VI. POST–TRIAL PLEADINGS
As discussed in the Introduction of this Memorandum, a further dispute between the parties arose following the trial regarding the Court's Turnover Order which required the Plaintiff and his attorneys to return to the Debtor all of his closing documents in their possession. On July 2, 2014, the Plaintiff's former attorney, Eugene Summers, Esq., filed an affidavit in which he attested that he never had possession of the Debtor's personal documents and that he had returned his original file to the Plaintiff in 2009. Also, on July 2nd, the Plaintiff's current counsel, Attorneys Richard Gottlieb and Alex Hess, filed a “Certificate of Compliance” in which they certified that they had complied with the Turnover Order. On August 21, 2014, the Debtor filed “Defendant's Motion for Relief for Plaintiff's Failure to Comply with Court Order Re: Return of Defendant's Personal Papers” (the “Post–Trial Motion”) in which he alleged that Plaintiff's counsel failed to comply with the Turnover Order. As a result of this failure, he argued, the Plaintiff should “not be allowed to argue [that] there is no documentary evidence showing that monies spent by the [Debtor] during 2002–2006 from the plaintiff's money market account benefitted the Properties or the plaintiff, while at the same time stealing and then withholding or destroying the very same evidence that the defendant could have used to rebut these allegations.” The Plaintiff filed a reply reiterating all parties' compliance with the Turnover Order.

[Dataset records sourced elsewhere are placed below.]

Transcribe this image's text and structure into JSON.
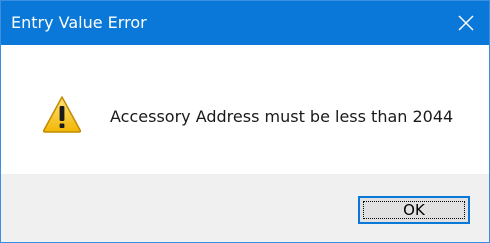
{
  "window": {
    "title": "Entry Value Error"
  },
  "dialog": {
    "icon": "warning-icon",
    "message": "Accessory Address must be less than 2044",
    "ok_label": "OK"
  },
  "colors": {
    "titlebar": "#0a78d8",
    "footer": "#f0f0f0",
    "warning_fill": "#f7c21c"
  }
}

The Court finds that the Post–Trial Motion does not set forth any allegations which are relevant to a disposition of this Adversary Proceeding. As explained above, the Court has accepted the Debtor's contention that the Plaintiff's seizure of his receipts explained his inability to document his expenditures and ruled in favor of the Debtor on all claims but for the Embezzlement Claim. In that respect, the Debtor has obtained the substantive relief requested in the Post–Trial Motion. With respect to the Embezzlement Claim, the Court has also found that no written compensation agreement between the parties ever existed. Moreover, the Debtor made no specific reference in either the Turnover Motion or the Post–Trial Motion to the alleged written compensation agreement. There is simply no document the Plaintiff could turn over which would expunge the Debtor of his embezzlement. Accordingly, a turnover by the Plaintiff of further records would yield nothing helpful to the Debtor with respect to the Embezzlement Claim. The Post–Trial Motion is denied as superfluous and moot.
VII. CONCLUSION
For all of the above stated reasons, the Court finds that, other than the Embezzlement Claim, the Plaintiff failed to establish that the Debtor owes him any debt, let alone a nondischargeable debt under 11 U.S.C. § 523(a)(2)(A) or (4). With respect to the Embezzlement Claim, the Court finds that the Plaintiff established by a preponderance of the evidence that the debt owed to him by the Debtor, in the amount of $62,200, is the result of embezzlement and is nondischargeable pursuant to 11 U.S.C. § 523(a)(4). The Court shall enter a judgment in favor of the Plaintiff and against the Debtor with respect to the Embezzlement Claim under § 523(a)(4). The Court shall enter a judgment in favor of the Debtor and against the Plaintiff with respect to the Plaintiff's remaining claims under § 523(a)(2)(A) and (4) to the extent they are not otherwise moot as set forth above. The Debtor's Rule 52(c) motion is denied with respect to the Embezzlement Claim as the Court has found that the Plaintiff has met his evidentiary burden with respect to that debt. That motion is moot with respect to the Plaintiff's remaining claims. The Post–Trial Motion is denied as moot and superfluous.